Cependant, le Je-sujet pensant est une chose qui pense le réel tout en étant en situation de penser. Si le Je n'est pas posé en situation, alors il n'y aura pas de monde des possibilités. Cela est la même idée avancée par Kant et reprise par Husserl. La transposition didactique du sens de la phénoménologie en tant que science des essences est donc largement réussie (sur ces points précis) de la part de Merleau-Ponty. En effet, là ou Husserl parle de la conscience auto-positionnelle exposante de la mêmeté de la visée, Merleau-Penty, le reprend sur ce point précis pour parler dès l'avant propos d'un “ retour à la conscience transcendantale ” qui réalise ce que Merleau-Ponty appelle : l'aperception du déploiement du monde en vue de sa reconstruction. Cela n'est rien d'autre qu'une transposition didactique du sens de l'ouverture de la pensée (conscience de quelque chose) à l'égard du monde. Cette ouverture a été pensée par Husserl en terme d'arraisonnement transcendantal, car la conscience doit transcender le monde, le pénétrer avec force quitte à s'y jeter à travers champs dans le risque gratuit et le vivre dangereusement. D'ailleurs la répétition par Merleau-Ponty de la couleur rouge 916 est une métaphore qui souligne la peur et le danger de toute une époque où le sentiment du rouge fut partagé par les grands penseurs de l'époque. Sentir le rouge c'est donc un sentiment de douleur profonde qui fut aussi celui de Nietzsche lorsqu'il a assisté au déchirement de l'Europe. Celui-ci a même été plus loin pour dire que "la douleur du monde a détrônée Dieu". Cette douleur typiquement européenne a été partagée par deux grands penseurs ayant deux formations tout à fait opposée. On peut à cet égard nous référer à la correspondance et à l'échange qui fut entre S. Freud et A. Einstein 917 en ce qui concerne le pourquoi de la guerre. Nous nous sommes d'ailleurs déjà posé la question si la guerre n'est-elle que l'absence de la paix ? Nous avons répondu en laissant entendre que parfois il est nécessaire de s'imposer en se jetant à travers champs pour pouvoir expérimenter les idées rationnelles quitte à vivre dans le risque gratuit à engager notre vie pour mener la vie pleine. C'est d'ailleurs ce qui ressort de la correspondance entre Sigmund Freud et Albert Einstein. (Voir les correspondances in Comment je vois le monde ? par Albert Einstein op cit).

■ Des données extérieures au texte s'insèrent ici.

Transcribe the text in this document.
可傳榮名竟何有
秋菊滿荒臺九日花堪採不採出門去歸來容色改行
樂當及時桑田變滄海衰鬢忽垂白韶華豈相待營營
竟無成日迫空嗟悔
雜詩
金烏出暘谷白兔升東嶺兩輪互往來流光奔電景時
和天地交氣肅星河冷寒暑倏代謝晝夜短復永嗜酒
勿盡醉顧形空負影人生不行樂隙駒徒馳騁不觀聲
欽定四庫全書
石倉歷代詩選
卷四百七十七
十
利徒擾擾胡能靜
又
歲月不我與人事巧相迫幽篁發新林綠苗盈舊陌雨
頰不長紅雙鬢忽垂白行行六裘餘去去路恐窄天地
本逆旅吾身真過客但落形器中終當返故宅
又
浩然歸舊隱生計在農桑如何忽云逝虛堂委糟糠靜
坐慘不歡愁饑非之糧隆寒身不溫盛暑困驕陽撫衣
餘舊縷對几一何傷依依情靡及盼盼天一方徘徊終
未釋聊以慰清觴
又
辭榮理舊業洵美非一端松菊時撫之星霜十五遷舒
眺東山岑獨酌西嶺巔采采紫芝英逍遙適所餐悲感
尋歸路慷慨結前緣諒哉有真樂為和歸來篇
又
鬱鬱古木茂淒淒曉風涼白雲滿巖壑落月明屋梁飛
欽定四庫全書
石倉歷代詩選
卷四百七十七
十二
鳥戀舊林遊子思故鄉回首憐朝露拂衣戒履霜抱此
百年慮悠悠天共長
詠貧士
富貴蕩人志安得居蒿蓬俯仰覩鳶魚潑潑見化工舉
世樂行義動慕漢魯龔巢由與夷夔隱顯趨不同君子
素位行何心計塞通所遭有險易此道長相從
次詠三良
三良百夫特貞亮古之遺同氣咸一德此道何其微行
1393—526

Du point de vue de Husserl, de Heidegger et de Merleau-Ponty, la possibilité de l'arraisonnement du monde ne repose pas sur le principe Kantien du respect. Si Kant a laissé entendre qu'il n'y a aucune finitude à l'égard de l'autre lorsqu'il s'agit du respect, alors il n'en va de même pour Husserl et Merleau-Ponty qui ont pensé le principe de la finitude en terme d'un arraisonnement qui repose en réalité sur le travail du groupe auquel Merleau-Ponty assigne une bonne compréhension et une bonne maîtrise du monde réel. Cependant, il n'y a donc aucune finitude à l'égard de l'autre lorsqu'il est question non pas du respect mais lorsqu'il s'agit de se mettre au travail pour expliquer le monde, pour le reconstituer. Voilà la raison pour laquelle on passe avec Merleau-Ponty d'un lieu de l'unité à un lieu commun du préférable pour dépasser (ne se risque que d'une manière provisoire) Husserl et Heidegger qui ont laissé entendre la nécessité de la mise en forme de la conscience de la mêmeté et la chose de notre Je-sujet. Cette chose est  notre chose et nulle autre , comme Heidegger l’a laissé entendtre en disant ouvetement que “ la chose est cette chose-ci et aucune autre ” ! . Le contenu de ce dépassement surgit de la page VI de l'avant propos de la Ph (P), là où Merleau-Ponty souligne : ‘“ En tant que je suis conscience, c'est-à-dire en tant que quelque chose a sens pour moi, je ne suis ni ici, ni là, ni Pierre, ni Paul, je ne me distingue en rien d'une "autre" conscience, puisque nous sommes tous des présences immédiates au monde et que ce monde est par définition unique, étant le système des vérités. Un idéalisme transcendantal conséquent dépouille le monde de son opacité et de sa transcendance. Le monde est cela même que nous nous représentons, non pas comme hommes ou comme sujets empiriques, mais en tant que nous sommes tous une seule lumière et que nous participons à l'Un sans le diviser’ 918  ”.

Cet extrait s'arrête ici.